Marcel Spittel vom Verein queer NB zeigte sich gegenüber »nd« zwar »erfreut über das Signal«, das von dem Beschluss ausgehe. Angesichts der Enthaltungen, Gegenstimmen und des Verhaltens der AfD-Fraktion gab er aber auch zu Bedenken: »Ein klares Bekenntnis sieht anders aus.« Ohnehin sei es beängstigend, dass es überhaupt einen solchen Beschluss brauche. »Das Eintreten für Toleranz und Vielfalt sollte selbstverständlich sein«, so Spittel. »Was angesichts der zunehmenden Gewalt gegen queere Menschen wirklich nötig ist, ist mehr als nur Symbolpolitik.

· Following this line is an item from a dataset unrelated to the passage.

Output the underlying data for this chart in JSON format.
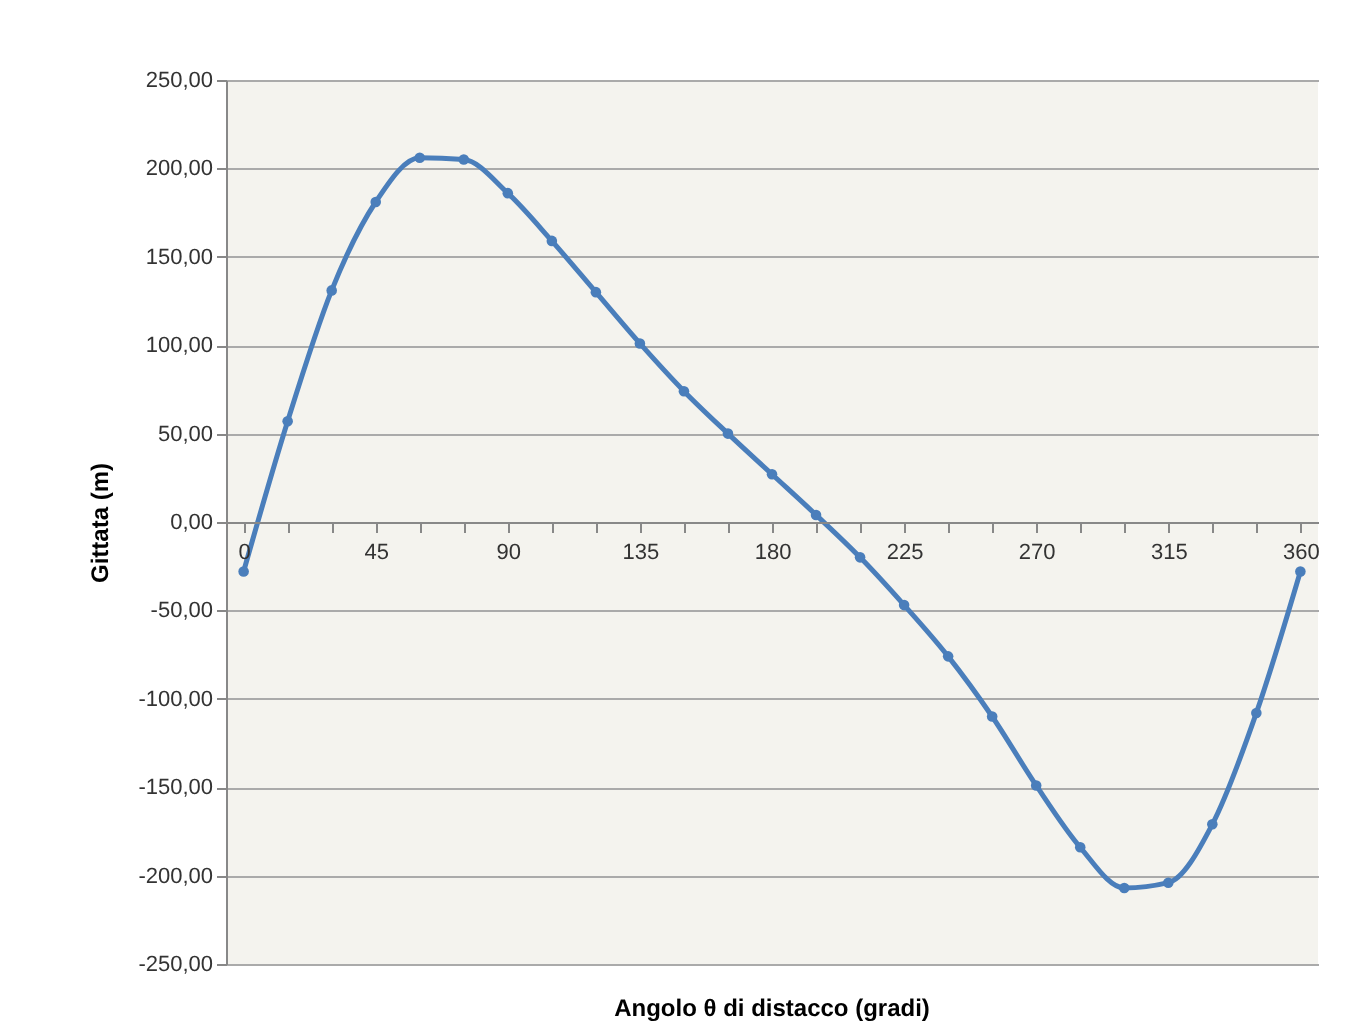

Was wir eigentlich brauchen sind wirksame Maßnahmen, wie die Ausweitung von Beratungsangeboten.«
Auch Noch-Oberbürgermeister Witt stößt sich an dem starken Fokus auf die Flagge. Dieser sei aber nicht von ihm oder der Stadtverwaltung gesetzt worden, sondern von »rechten Populisten«, die der kommunalen Politik damit eine »Regenbogen-Agenda« unterstellen wollten.
Die bunte Fahne ist nicht erst seit ihrem Verbot Thema in Neubrandenburg. Im Sommer 2023 wurde sie ein erstes Mal gestohlen und durch eine Flagge der Hitlerjugend ausgetauscht. Diesen August ersetzten Unbekannte das Symbol für Toleranz durch eine Hakenkreuzfahne. Und auch nachdem im Oktober die Stadtvertretung selbst für das Entfernen gesorgt hatte, entwendeten Unbekannte in Neubrandenburg eine weitere Regenbogenflagge – diesmal am Zentrum des Vereins queer NB, dessen Vorsitzender Marcel Spittel ist.
Vor dem Sitzungssaal demonstrierten am Mittwoch mehrere Dutzend Menschen und überreichten eine Petition mit inzwischen über 40 000 Unterschriften, die fordert, die Regenbogenflagge vor dem Bahnhof wieder aufzuhängen. Neben dem Bekenntnis zu Weltoffenheit und Toleranz konnten sich die Demonstrierenden noch über eine weitere Entscheidung freuen: Einen Antrag zum Genderverbot von Großmüller hat die Stadtvertretung am Mittwochabend mehrheitlich abgelehnt.